The neighbours asked her if she recognised Kathaleeya. "She said yes. I told her I’d come back and visit her again, to please be here when I came back. From the car I waved to her as we left, and she stood up and held on to the fence to wave back. The neighbours were amazed because she had just been sitting there for weeks without getting up."
Her experience has affected the way she thinks about some things. "As a girl, you know, I like to shop. I like to spend money on clothes, shoes, bags… But now I realise that it’s not really necessary to buy all these things. You can save some of your money and give it to people who need it much more than you. Why not spare some, give some extra to them?"
As we talk, we’re occasionally interrupted by a stylist who’ll dab on some extra lip gloss, move Kathleeya’s hair behind her shoulder or readjust the way her dress is sitting. She’s too focused to even notice, let alone lose her train of thought.
Kathaleeya’s long-term goal might not be what you’d expect. In ten years, she says she can see herself owning a kindergarten for maybe fifty children. "I love being with kids. And in terms of work, a kindergarten’s an innocent thing to be involved with – it’s not like working for a very big company, trying to get to the top. I’d much prefer to be with kids."
In the meantime, one place you probably won’t see Kathaleeya is on the nightclub social circuit. "I don’t go out often at night. I love sleeping more! I’d prefer to spend, say, five days diving in Malaysia, Indonesia, or the Similans – anywhere. I’d prefer that to going out at night. I don’t drink, I don’t smoke."

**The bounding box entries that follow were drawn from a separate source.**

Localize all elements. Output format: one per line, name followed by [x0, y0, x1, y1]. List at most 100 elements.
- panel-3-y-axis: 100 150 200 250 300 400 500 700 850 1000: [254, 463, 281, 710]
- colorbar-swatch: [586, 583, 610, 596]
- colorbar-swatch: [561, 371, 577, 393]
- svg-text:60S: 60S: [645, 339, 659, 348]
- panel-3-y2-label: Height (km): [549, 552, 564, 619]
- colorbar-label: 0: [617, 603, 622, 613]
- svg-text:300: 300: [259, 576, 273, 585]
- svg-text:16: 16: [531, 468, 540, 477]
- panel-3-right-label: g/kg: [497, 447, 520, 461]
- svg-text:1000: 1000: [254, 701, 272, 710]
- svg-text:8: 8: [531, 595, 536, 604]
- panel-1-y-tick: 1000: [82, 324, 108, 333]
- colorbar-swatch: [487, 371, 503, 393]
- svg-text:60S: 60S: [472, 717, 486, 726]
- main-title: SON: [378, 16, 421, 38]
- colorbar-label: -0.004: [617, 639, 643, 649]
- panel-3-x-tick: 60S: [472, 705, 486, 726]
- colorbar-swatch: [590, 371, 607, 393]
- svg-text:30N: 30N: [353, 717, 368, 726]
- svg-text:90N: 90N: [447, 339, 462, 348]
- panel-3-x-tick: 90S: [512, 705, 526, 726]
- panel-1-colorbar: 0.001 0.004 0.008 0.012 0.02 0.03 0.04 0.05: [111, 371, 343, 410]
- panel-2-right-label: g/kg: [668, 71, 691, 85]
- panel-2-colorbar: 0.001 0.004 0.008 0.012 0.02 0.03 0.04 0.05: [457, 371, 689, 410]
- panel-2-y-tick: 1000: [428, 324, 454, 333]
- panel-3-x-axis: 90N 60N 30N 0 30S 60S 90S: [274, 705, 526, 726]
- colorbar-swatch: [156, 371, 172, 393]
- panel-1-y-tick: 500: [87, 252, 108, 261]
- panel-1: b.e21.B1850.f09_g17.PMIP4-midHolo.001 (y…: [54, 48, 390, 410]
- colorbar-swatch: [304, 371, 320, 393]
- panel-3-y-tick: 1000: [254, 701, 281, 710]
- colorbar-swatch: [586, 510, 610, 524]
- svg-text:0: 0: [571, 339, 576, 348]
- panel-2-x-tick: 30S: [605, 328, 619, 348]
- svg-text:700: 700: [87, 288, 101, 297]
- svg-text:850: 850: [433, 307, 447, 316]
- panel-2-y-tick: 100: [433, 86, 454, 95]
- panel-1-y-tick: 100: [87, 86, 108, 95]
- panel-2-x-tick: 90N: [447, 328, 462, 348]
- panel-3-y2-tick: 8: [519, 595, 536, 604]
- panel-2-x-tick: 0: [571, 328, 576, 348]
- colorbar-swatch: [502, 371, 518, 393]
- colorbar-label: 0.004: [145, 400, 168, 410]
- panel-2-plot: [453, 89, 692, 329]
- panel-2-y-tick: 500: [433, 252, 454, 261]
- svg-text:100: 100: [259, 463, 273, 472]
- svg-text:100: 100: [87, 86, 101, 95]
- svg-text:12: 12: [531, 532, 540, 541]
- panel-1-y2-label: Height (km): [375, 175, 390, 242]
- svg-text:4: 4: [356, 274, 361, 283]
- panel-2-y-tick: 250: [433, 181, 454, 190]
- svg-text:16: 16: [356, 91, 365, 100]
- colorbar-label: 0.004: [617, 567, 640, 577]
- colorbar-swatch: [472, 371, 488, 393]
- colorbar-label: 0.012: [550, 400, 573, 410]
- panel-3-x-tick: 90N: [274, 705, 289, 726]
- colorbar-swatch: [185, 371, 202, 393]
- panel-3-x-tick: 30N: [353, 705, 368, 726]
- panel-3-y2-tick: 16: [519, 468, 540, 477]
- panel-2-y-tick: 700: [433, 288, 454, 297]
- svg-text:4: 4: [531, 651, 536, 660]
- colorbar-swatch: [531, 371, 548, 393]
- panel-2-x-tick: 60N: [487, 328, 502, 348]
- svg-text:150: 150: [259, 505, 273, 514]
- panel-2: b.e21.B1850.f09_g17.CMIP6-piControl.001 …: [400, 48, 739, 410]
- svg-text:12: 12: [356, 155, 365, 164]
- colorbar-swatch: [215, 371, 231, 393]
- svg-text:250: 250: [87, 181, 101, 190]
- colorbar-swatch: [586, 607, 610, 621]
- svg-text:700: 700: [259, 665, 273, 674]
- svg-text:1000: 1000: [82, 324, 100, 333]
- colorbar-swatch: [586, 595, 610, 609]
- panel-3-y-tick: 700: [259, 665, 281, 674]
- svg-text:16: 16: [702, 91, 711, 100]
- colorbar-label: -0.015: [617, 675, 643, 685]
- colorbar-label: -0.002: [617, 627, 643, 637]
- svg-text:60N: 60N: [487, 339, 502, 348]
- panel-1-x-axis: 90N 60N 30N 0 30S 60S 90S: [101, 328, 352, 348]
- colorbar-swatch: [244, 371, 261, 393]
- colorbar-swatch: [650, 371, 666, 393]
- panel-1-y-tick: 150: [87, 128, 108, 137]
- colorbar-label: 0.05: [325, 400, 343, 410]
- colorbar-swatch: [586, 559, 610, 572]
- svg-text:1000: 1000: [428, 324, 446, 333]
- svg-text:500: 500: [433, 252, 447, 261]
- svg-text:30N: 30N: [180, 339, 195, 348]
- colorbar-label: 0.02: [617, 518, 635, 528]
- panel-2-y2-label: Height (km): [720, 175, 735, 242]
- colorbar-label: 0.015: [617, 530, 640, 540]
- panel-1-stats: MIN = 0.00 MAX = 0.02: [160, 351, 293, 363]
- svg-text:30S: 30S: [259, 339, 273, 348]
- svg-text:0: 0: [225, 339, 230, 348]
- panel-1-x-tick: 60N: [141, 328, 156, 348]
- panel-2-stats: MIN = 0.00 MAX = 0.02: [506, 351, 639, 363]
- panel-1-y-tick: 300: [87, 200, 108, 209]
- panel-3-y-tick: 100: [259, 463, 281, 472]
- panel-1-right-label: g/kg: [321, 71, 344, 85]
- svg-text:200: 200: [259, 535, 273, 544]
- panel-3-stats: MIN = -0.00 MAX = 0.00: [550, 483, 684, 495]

Scuba diving is a hobby Kathaleeya has recently taken up, although she enjoys any sport. "I’m not like a champion – I’m not very good at sports, I’m just average, but I love playing golf, swimming…"
There’s no man in her life at the moment. "Work takes up all my time. But of course, at the age of 29 –there are people coming into my life all the time… I just haven’t decided yet!"
What does she think of Thai men in general? "Oh, that’s a very difficult question! Generally I think they’re very nice – but the one thing I don’t understand is why so many of them have to have second, third, fourth houses…"
"You mean with wives in them?" I prompt.
"Yes! I really don’t understand that."
As for Thai women in Thai society, Kathaleeya thinks the best way forward is for them to work together with men. "Nowadays more women are working, they’re more independent. Thai men are still a little bit old-fashioned and prefer a woman to be behind them. But women can be cleverer than men — which can make it difficult for couples.
"Women don’t need to be in front or behind, but together with men. Sometimes a man needs a woman; sometimes a woman needs a man. We need to help each other get ahead, be better people."
So far in life, Kathaleeya says what she enjoys most about being a woman is dressing up, making up, being given permission to look good. "But my mother and some of my friends who’ve had babies say that there’s nothing like being pregnant for nine months, and delivering a child… They think every woman should have that experience."
Kathaleeya might be happy to load on the makeup for work, but she doesn’t wear a skerrick of it when she’s on her own time. "Sometimes people will say to me ‘Hey! Is this you? No, no, no! You look like her but you’re not!"
For a woman with such a ubiquitous face, a natural disguise is perhaps only a good thing.